Trigger systematic investment plans (SIPs) allow individuals to adopt a tactical approach to investing. Such a strategy helps investors to enhance their SIP returns and reduce risks during market volatility. By setting triggers based on market conditions, such as specific price levels of the benchmark, investors can capitalise on the market opportunities and take advantage of market volatility.

Trigger SIPs enable investors to buy more units when prices are lower and fewer units when prices are higher, optimising their average purchase price over time. These offer the benefits of automation and discipline, similar to traditional SIPs. Investors can continue to invest at regular intervals without the need for constant monitoring, ensuring a consistent approach to wealth accumulation over the long-term.

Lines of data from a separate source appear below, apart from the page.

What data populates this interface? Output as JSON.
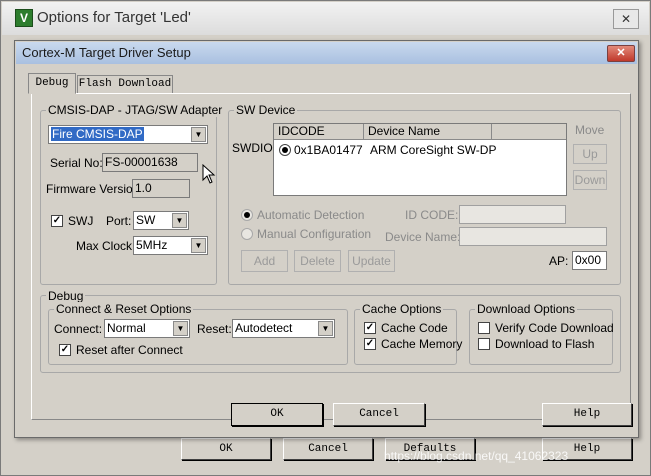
{
  "back_window": {
    "icon_text": "V",
    "title": "Options for Target 'Led'",
    "close_glyph": "✕",
    "buttons": {
      "ok": "OK",
      "cancel": "Cancel",
      "defaults": "Defaults",
      "help": "Help"
    }
  },
  "dialog": {
    "title": "Cortex-M Target Driver Setup",
    "close_glyph": "✕",
    "tabs": [
      {
        "label": "Debug",
        "active": true
      },
      {
        "label": "Flash Download",
        "active": false
      }
    ],
    "adapter": {
      "title": "CMSIS-DAP - JTAG/SW Adapter",
      "selected_adapter": "Fire CMSIS-DAP",
      "serial_label": "Serial No:",
      "serial_value": "FS-00001638",
      "firmware_label": "Firmware Version:",
      "firmware_value": "1.0",
      "swj_label": "SWJ",
      "swj_checked": true,
      "port_label": "Port:",
      "port_value": "SW",
      "max_clock_label": "Max Clock:",
      "max_clock_value": "5MHz"
    },
    "sw_device": {
      "title": "SW Device",
      "swdio_label": "SWDIO",
      "columns": [
        "IDCODE",
        "Device Name"
      ],
      "rows": [
        {
          "idcode": "0x1BA01477",
          "device_name": "ARM CoreSight SW-DP",
          "selected": true
        }
      ],
      "move_label": "Move",
      "up_label": "Up",
      "down_label": "Down",
      "auto_detect_label": "Automatic Detection",
      "manual_config_label": "Manual Configuration",
      "id_code_label": "ID CODE:",
      "device_name_label": "Device Name:",
      "add_label": "Add",
      "delete_label": "Delete",
      "update_label": "Update",
      "ap_label": "AP:",
      "ap_value": "0x00"
    },
    "debug": {
      "title": "Debug",
      "connect_reset": {
        "title": "Connect & Reset Options",
        "connect_label": "Connect:",
        "connect_value": "Normal",
        "reset_label": "Reset:",
        "reset_value": "Autodetect",
        "reset_after_connect_label": "Reset after Connect",
        "reset_after_connect_checked": true
      },
      "cache": {
        "title": "Cache Options",
        "cache_code_label": "Cache Code",
        "cache_code_checked": true,
        "cache_memory_label": "Cache Memory",
        "cache_memory_checked": true
      },
      "download": {
        "title": "Download Options",
        "verify_label": "Verify Code Download",
        "verify_checked": false,
        "download_flash_label": "Download to Flash",
        "download_flash_checked": false
      }
    },
    "buttons": {
      "ok": "OK",
      "cancel": "Cancel",
      "help": "Help"
    }
  },
  "watermark": "https://blog.csdn.net/qq_41062323"
}
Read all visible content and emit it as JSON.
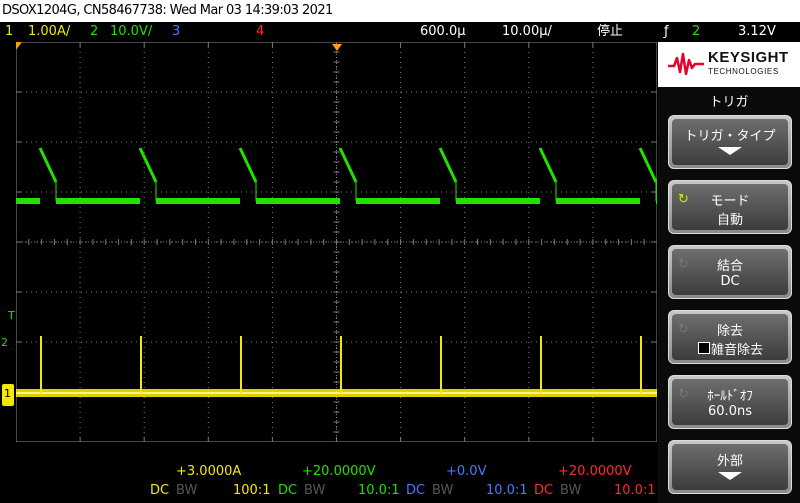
{
  "title": "DSOX1204G, CN58467738: Wed Mar 03 14:39:03 2021",
  "status": {
    "ch1_num": "1",
    "ch1_scale": "1.00A/",
    "ch2_num": "2",
    "ch2_scale": "10.0V/",
    "ch3_num": "3",
    "ch4_num": "4",
    "time_delay": "600.0µ",
    "time_scale": "10.00µ/",
    "run_state": "停止",
    "trig_icon": "ƒ",
    "trig_source": "2",
    "trig_level": "3.12V"
  },
  "bottom": {
    "ch1_offset": "+3.0000A",
    "ch2_offset": "+20.0000V",
    "ch3_offset": "+0.0V",
    "ch4_offset": "+20.0000V",
    "ch1_coupling": "DC",
    "ch1_bw": "BW",
    "ch1_probe": "100:1",
    "ch2_coupling": "DC",
    "ch2_bw": "BW",
    "ch2_probe": "10.0:1",
    "ch3_coupling": "DC",
    "ch3_bw": "BW",
    "ch3_probe": "10.0:1",
    "ch4_coupling": "DC",
    "ch4_bw": "BW",
    "ch4_probe": "10.0:1"
  },
  "markers": {
    "trig_t": "T",
    "ch2_marker": "2",
    "ch1_marker": "1"
  },
  "logo": {
    "name": "KEYSIGHT",
    "sub": "TECHNOLOGIES"
  },
  "menu": {
    "title": "トリガ",
    "trigger_type": "トリガ・タイプ",
    "mode_label": "モード",
    "mode_value": "自動",
    "coupling_label": "結合",
    "coupling_value": "DC",
    "reject_label": "除去",
    "noise_reject": "雑音除去",
    "holdoff_label": "ﾎｰﾙﾄﾞｵﾌ",
    "holdoff_value": "60.0ns",
    "external_label": "外部"
  },
  "colors": {
    "ch1": "#f4e800",
    "ch2": "#22e000",
    "ch3": "#4a78ff",
    "ch4": "#ff2a2a",
    "trigger": "#ff9a1e",
    "grid": "#7a7a7a"
  }
}
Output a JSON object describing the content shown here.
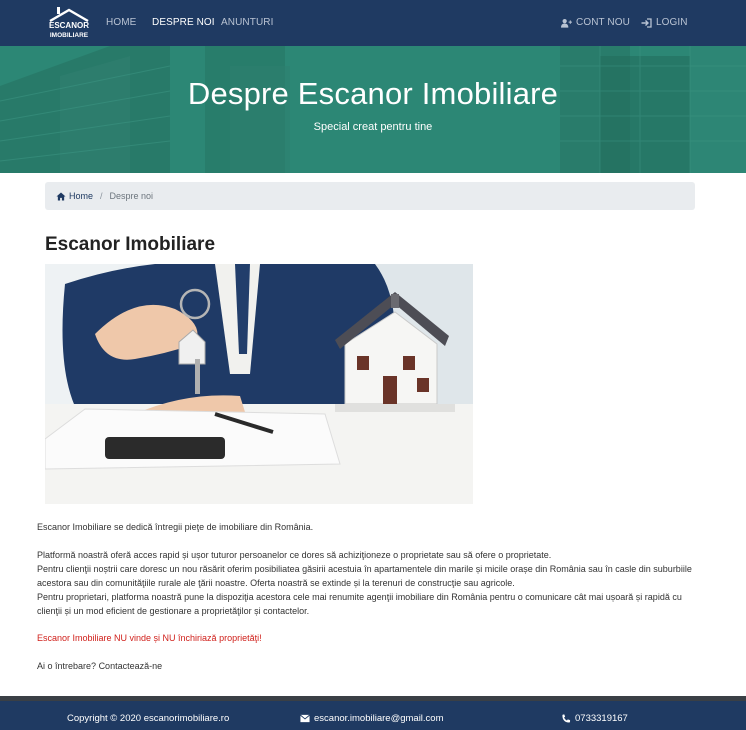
{
  "nav": {
    "logo_text": "ESCANOR IMOBILIARE",
    "links": [
      "HOME",
      "DESPRE NOI",
      "ANUNTURI"
    ],
    "register": "CONT NOU",
    "login": "LOGIN",
    "active": "DESPRE NOI"
  },
  "hero": {
    "title": "Despre Escanor Imobiliare",
    "subtitle": "Special creat pentru tine"
  },
  "breadcrumb": {
    "home": "Home",
    "separator": "/",
    "current": "Despre noi"
  },
  "main": {
    "heading": "Escanor Imobiliare",
    "paragraphs": [
      "Escanor Imobiliare se dedică întregii pieţe de imobiliare din România.",
      "Platformă noastră oferă acces rapid și ușor tuturor persoanelor ce dores să achiziţioneze o proprietate sau să ofere o proprietate.",
      "Pentru clienţii noștrii care doresc un nou răsărit oferim posibiliatea găsirii acestuia în apartamentele din marile și micile orașe din România sau în casle din suburbiile acestora sau din comunităţiile rurale ale ţării noastre. Oferta noastră se extinde și la terenuri de construcţie sau agricole.",
      "Pentru proprietari, platforma noastră pune la dispoziţia acestora cele mai renumite agenţii imobiliare din România pentru o comunicare cât mai ușoară și rapidă cu clienţii și un mod eficient de gestionare a proprietăţilor și contactelor.",
      "Escanor Imobiliare NU vinde și NU închiriază proprietăţi!"
    ],
    "question": "Ai o întrebare?",
    "contact_link": "Contactează-ne"
  },
  "footer": {
    "copyright": "Copyright © 2020 escanorimobiliare.ro",
    "email": "escanor.imobiliare@gmail.com",
    "phone": "0733319167"
  },
  "colors": {
    "navbar": "#1f3a62",
    "hero": "#2f8c79",
    "warning_text": "#d0201b"
  },
  "icons": [
    "user-plus-icon",
    "sign-in-icon",
    "home-icon",
    "envelope-icon",
    "phone-icon"
  ]
}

Nirav Karkera, head, Research, Fisdom, says investors can set triggers to invest only when the market falls by a certain percentage, which acts as a safeguard against investing at elevated market levels. “This helps mitigate the risk of buying into overvalued assets and experiencing potential losses during market downturns,” he says.

Triggers can be set based on the analysis of the investors. This can help them in investing at lower rates whenever there is some kind of consolidation in the market. Harshad Chetanwala, co-founder, MyWealthGrowth.com, says investing with the help of triggers requires more information about the factors that can have an impact on the stock market. “As the triggers are based on price or time, having a reasonable understanding of market conditions and analysis of the market is important,” he says.

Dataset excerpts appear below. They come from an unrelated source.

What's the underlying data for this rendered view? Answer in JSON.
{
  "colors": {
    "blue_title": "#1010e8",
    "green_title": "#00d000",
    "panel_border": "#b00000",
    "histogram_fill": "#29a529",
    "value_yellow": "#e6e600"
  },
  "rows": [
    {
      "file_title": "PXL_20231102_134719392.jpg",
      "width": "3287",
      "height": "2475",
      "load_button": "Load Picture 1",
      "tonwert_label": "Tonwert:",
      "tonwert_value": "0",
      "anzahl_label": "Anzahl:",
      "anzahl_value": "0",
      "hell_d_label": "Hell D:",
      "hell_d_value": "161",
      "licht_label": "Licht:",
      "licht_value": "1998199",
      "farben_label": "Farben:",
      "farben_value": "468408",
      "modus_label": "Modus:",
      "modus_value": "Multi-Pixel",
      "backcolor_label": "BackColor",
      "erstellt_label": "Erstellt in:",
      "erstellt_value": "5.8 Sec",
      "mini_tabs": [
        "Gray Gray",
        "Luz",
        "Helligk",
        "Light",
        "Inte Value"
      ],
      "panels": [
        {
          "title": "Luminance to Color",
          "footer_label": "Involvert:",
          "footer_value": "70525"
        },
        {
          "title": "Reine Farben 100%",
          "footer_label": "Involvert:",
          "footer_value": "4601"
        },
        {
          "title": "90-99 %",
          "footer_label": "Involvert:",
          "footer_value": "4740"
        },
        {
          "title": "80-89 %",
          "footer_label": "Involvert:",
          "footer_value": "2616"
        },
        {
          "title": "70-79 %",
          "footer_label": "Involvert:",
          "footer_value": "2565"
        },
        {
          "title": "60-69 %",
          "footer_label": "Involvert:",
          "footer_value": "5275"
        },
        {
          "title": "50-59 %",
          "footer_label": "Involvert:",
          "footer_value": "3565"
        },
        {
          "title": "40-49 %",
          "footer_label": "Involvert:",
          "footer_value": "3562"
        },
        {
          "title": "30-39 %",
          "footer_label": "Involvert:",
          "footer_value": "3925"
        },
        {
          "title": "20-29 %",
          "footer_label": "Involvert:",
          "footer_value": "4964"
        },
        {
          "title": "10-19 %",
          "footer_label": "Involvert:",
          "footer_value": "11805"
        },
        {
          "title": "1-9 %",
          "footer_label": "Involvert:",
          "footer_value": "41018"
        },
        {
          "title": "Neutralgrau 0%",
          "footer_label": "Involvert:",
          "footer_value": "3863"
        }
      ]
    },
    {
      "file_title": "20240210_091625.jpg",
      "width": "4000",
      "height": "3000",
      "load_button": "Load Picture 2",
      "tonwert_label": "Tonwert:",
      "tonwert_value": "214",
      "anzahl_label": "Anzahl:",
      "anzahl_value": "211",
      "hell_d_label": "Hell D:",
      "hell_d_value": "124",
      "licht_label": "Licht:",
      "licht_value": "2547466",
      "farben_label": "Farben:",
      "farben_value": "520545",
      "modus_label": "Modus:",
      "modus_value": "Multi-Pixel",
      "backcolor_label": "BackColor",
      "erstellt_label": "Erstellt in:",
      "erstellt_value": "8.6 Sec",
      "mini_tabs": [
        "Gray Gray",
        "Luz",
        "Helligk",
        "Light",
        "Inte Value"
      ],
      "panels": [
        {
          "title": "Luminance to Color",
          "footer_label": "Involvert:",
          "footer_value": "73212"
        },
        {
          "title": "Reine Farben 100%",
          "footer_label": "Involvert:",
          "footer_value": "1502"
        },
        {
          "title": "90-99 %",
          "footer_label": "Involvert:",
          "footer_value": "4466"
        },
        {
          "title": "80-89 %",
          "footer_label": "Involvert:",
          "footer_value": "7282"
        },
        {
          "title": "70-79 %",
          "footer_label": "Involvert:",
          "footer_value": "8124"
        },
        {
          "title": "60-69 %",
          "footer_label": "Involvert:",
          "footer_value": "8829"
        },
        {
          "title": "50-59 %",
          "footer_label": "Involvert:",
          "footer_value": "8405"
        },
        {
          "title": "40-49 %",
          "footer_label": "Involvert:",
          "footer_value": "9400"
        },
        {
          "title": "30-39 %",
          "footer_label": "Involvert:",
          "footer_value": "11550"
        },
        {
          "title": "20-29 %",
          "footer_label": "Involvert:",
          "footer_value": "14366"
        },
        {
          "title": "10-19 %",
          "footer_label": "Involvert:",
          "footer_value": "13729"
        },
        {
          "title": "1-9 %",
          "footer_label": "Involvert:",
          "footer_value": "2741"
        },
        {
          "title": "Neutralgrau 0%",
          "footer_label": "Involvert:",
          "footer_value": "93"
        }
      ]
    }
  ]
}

How to choose the triggers

Investors should consider price triggers for capitalising on short-term market fluctuation and potential buying opportunities in volatile market conditions. Time triggers offer a disciplined approach for long-term wealth accumulation, especially in an uncertain market, by automating the investment at regular intervals. Soumya Sarkar, co-founder, Wealth Redefine, says choosing between the two depends on factors like risk tolerance, investment goal and market outlook. “Price triggers are better for tactical investors, and time triggers for those who focus on long-term stability and wealth growth. Ultimately, aligning the trigger types with individual preferences and market expectations is crucial for optimising investment strategies in today’s dynamic environment,” he says.

What to keep in mind

Trigger SIPs offer an active approach to mutual fund investments. However, carefully considering these factors and prudent decision-making are essential to maximise the benefits and minimise risks associated with trigger SIPs. Those who continue to have limited information and time to look into various factors of the stock market should prefer the regular SIP route as it is still one of the best ways to invest and build a corpus.

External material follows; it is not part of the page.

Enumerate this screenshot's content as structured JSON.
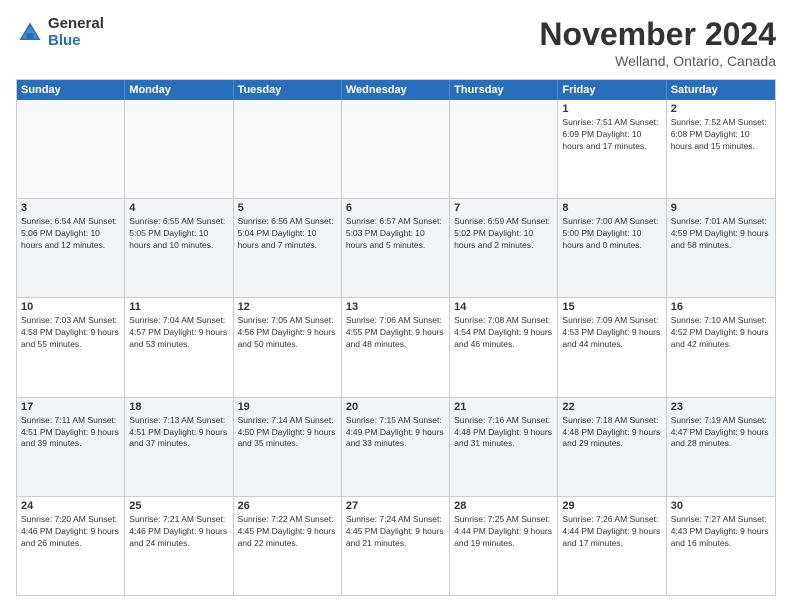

Before opting for a trigger SIP, investors should carefully consider several key factors. For one, they must assess their investment goal, risk tolerance, and time horizon to ensure that the trigger-based approach aligns with their financial objective. Additionally, they should evaluate the current market conditions, including volatility levels and valuation matrix to determine the appropriateness of trigger-based investing in the prevailing environment. “Regular monitoring and review of trigger settings, market conditions, and portfolio performance are critical for making any necessary adjustments and ensuring alignment with evolving objectives,” says Sarkar.

Investors should grasp market trends and technical analysis well to set appropriate triggers. The selection of triggers must be based on thorough analysis rather than emotional impulses. “It is also crucial to review the overall asset allocation of the investment portfolio. Investors must factor in the costs and expenses associated with trigger SIPs as additional transaction costs may impact overall returns,” says Karkera.